VIRILE : DANSE, GENRE ET PERFORMANCE

 

 

Virile c’est d’abord de la performance. Cette nouvelle formation, créée dans une mouvance proche de Flawd et de 3some sisters, se veut plus performative, inclusive et diversifiée. Compositeur, styliste et danseur, Florent Mateo nous parle de son rapport à la danse, de sa vision des genres et de la belle diversité d’une nuit libérée. Il nous donne rendez-vous le 21 octobre à La Java pour de notre grande soirée de sensibilisation ‘À Nous la Nuit ! #2’.

 

Quand est ce que tu as commencé la musique ?

 

J'ai toujours été dans la musique. L’un de mes parents était batteur et l’autre pianiste. Nos jeux ont toujours été à base de rythmes. Je pense que j'ai commencé le chant à l'âge de 15 ans, et j'ai démarré les études en musique à l'âge de 20 ans. J’ai commencé à me produire régulièrement et à assumer d'avoir envie de faire de la création musicale autour de 26 ans.

 

 

Tu voulais en faire ton métier ou c’était une passion ?

 

Quand j'étais enfant j'imaginais que j’allais être auteur - parce que j'aimais écrire des textes pour les autres - ou styliste, mais aujourd'hui je fais un peu de stylisme dans la musique et puis j'écris un peu pour les autres aussi. C'est assez marrant parce que c'est un métier qui est cool, je peux réaliser pleins de rêves de gosse, de métiers que je voulais faire quand j'étais petit donc c'est un peu idéal.

 

 

Comment tu définirais ton style ?

 

Il est assez mouvant, vibrant, j'ai pleins d'influences. J'ai fait de la musique baroque, de la musique orientale et évidemment de la musique électronique. Ce que je fais est inspiré de musiques électroniques, répétitives, brutistes, indus. J'aime la pop bien évidemment, c'est ce que je fais mais avec des embardées un peu d'électro vener, et aussi du glam'.

 

 

Ton rapport à la nuit et à la fête ?

 

Je suis sorti très jeune. La nuit était un moment qui me permettait de sortir de la cellule familiale. A l'époque la nuit était vraiment un espace d'expression, on avait fait pas mal d'avancées, même si on a encore besoin d'insister sur pleins de choses. Là il y a un revival depuis 2-3 ans du drag queen et du travestissement mais il y eu toute une phase où c'était un peu passé de mode. On était peut être un peu plus accoutumé. Du fait du peu de lumière c'était le moment où on pouvait s'exprimer de manière plus extravagante, plus vraie, c'était aussi des rencontres, et une musique exultante. J'ai fait beaucoup de raves, il y a une quinzaine d'années (rires). La nuit c'était ça.

 

Aujourd'hui la nuit c'est un rapport avec mon travail, je me produis beaucoup le soir ou la nuit. Même si j’arrive à dégager du temps pour faire la fête avec des amis.

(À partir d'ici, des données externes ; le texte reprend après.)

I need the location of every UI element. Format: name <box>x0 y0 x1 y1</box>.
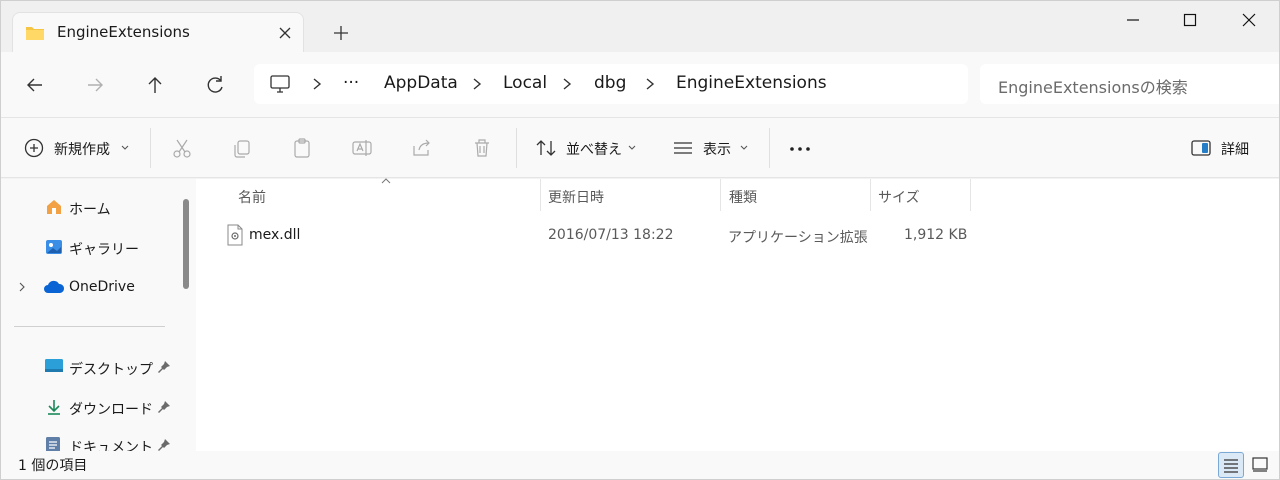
details-view-button[interactable] <box>1218 452 1244 478</box>
refresh-button[interactable] <box>200 70 230 100</box>
chevron-right-icon[interactable] <box>470 76 484 92</box>
column-header-modified[interactable]: 更新日時 <box>548 187 604 207</box>
column-header-size[interactable]: サイズ <box>878 187 920 207</box>
copy-icon[interactable] <box>230 136 254 160</box>
toolbar-divider <box>150 128 151 168</box>
desktop-icon <box>44 357 64 375</box>
onedrive-icon <box>43 279 65 295</box>
paste-icon[interactable] <box>290 136 314 160</box>
chevron-down-icon[interactable] <box>120 144 130 152</box>
sidebar-clip: ドキュメント <box>0 430 190 451</box>
column-divider[interactable] <box>970 179 971 211</box>
cut-icon[interactable] <box>170 136 194 160</box>
tab-title: EngineExtensions <box>57 23 190 41</box>
back-button[interactable] <box>20 70 50 100</box>
breadcrumb-overflow[interactable]: ··· <box>343 73 359 93</box>
large-icons-view-button[interactable] <box>1248 452 1274 478</box>
sort-button[interactable]: 並べ替え <box>566 139 622 159</box>
close-button[interactable] <box>1226 8 1272 32</box>
home-icon <box>44 197 64 217</box>
sidebar-item-home[interactable]: ホーム <box>69 199 111 219</box>
breadcrumb-appdata[interactable]: AppData <box>384 73 458 93</box>
column-divider[interactable] <box>870 179 871 211</box>
sidebar-item-onedrive[interactable]: OneDrive <box>69 279 135 295</box>
sort-ascending-icon <box>380 177 392 185</box>
rename-icon[interactable] <box>350 136 374 160</box>
documents-icon <box>44 436 62 451</box>
file-size: 1,912 KB <box>904 227 968 243</box>
pin-icon[interactable] <box>156 437 172 451</box>
file-name[interactable]: mex.dll <box>249 227 300 243</box>
details-button[interactable]: 詳細 <box>1221 139 1249 159</box>
up-button[interactable] <box>140 70 170 100</box>
maximize-button[interactable] <box>1166 8 1212 32</box>
file-type: アプリケーション拡張 <box>728 230 868 246</box>
chevron-right-icon <box>310 76 324 92</box>
chevron-down-icon[interactable] <box>739 144 749 152</box>
sidebar-divider <box>14 326 165 327</box>
chevron-down-icon[interactable] <box>627 144 637 152</box>
view-button[interactable]: 表示 <box>703 139 731 159</box>
column-header-type[interactable]: 種類 <box>729 187 757 207</box>
pin-icon[interactable] <box>156 359 172 375</box>
file-modified: 2016/07/13 18:22 <box>548 227 674 243</box>
toolbar-divider <box>516 128 517 168</box>
breadcrumb-dbg[interactable]: dbg <box>594 73 626 93</box>
forward-button[interactable] <box>80 70 110 100</box>
column-divider[interactable] <box>540 179 541 211</box>
this-pc-icon <box>268 72 292 96</box>
sidebar-item-gallery[interactable]: ギャラリー <box>69 239 139 259</box>
download-icon <box>44 397 64 417</box>
tab-engineextensions[interactable]: EngineExtensions <box>12 12 304 52</box>
minimize-button[interactable] <box>1110 8 1156 32</box>
pin-icon[interactable] <box>156 399 172 415</box>
breadcrumb-local[interactable]: Local <box>503 73 547 93</box>
sidebar-item-downloads[interactable]: ダウンロード <box>69 399 153 419</box>
sort-icon[interactable] <box>534 136 558 160</box>
item-count: 1 個の項目 <box>18 458 88 474</box>
delete-icon[interactable] <box>470 136 494 160</box>
new-tab-button[interactable] <box>330 22 352 44</box>
dll-file-icon <box>226 224 244 246</box>
chevron-right-icon[interactable] <box>17 281 27 293</box>
chevron-right-icon[interactable] <box>560 76 574 92</box>
more-options-button[interactable] <box>788 137 812 161</box>
breadcrumb-engineextensions[interactable]: EngineExtensions <box>676 73 827 93</box>
sidebar-scrollbar[interactable] <box>183 199 189 289</box>
close-tab-icon[interactable] <box>275 23 295 43</box>
sidebar-item-desktop[interactable]: デスクトップ <box>69 359 153 379</box>
share-icon[interactable] <box>410 136 434 160</box>
folder-icon <box>25 24 45 42</box>
new-icon[interactable] <box>22 136 46 160</box>
status-bar <box>0 451 1280 480</box>
column-header-name[interactable]: 名前 <box>238 187 266 207</box>
toolbar-divider <box>769 128 770 168</box>
gallery-icon <box>44 237 64 257</box>
search-placeholder: EngineExtensionsの検索 <box>998 78 1188 97</box>
sidebar-item-documents[interactable]: ドキュメント <box>69 437 153 451</box>
details-pane-icon[interactable] <box>1189 136 1213 160</box>
chevron-right-icon[interactable] <box>643 76 657 92</box>
column-divider[interactable] <box>720 179 721 211</box>
view-icon[interactable] <box>671 136 695 160</box>
new-button[interactable]: 新規作成 <box>54 139 110 159</box>
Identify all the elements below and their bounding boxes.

Mon rapport à la fête c'est la danse. Je pense que je ne conçois pas une fête sans danser, vraiment. Ça aussi c'était un rêve de gosse.

 

Tu veux ajouter quelque chose ?

 

Je peux vous parler de Virile qui est un nouveau projet qui est une sorte de refonte de ce que j'ai pu faire jusqu'à présent entre Flawd et 3some sisters. C’est un projet qui fait la part belle notamment aux musiques électroniques et à la voix. C’est une ouverture vers un mélange des genres et du genre, sur les diversités. J’ai hâte de participer à votre seconde édition on prévoit de faire des choses très cools, avec des surprises. Virile c'est aussi intégrer des éléments très performatifs, inclusifs et en interaction avec le public, ce que j'ai toujours fait avec mon groupe.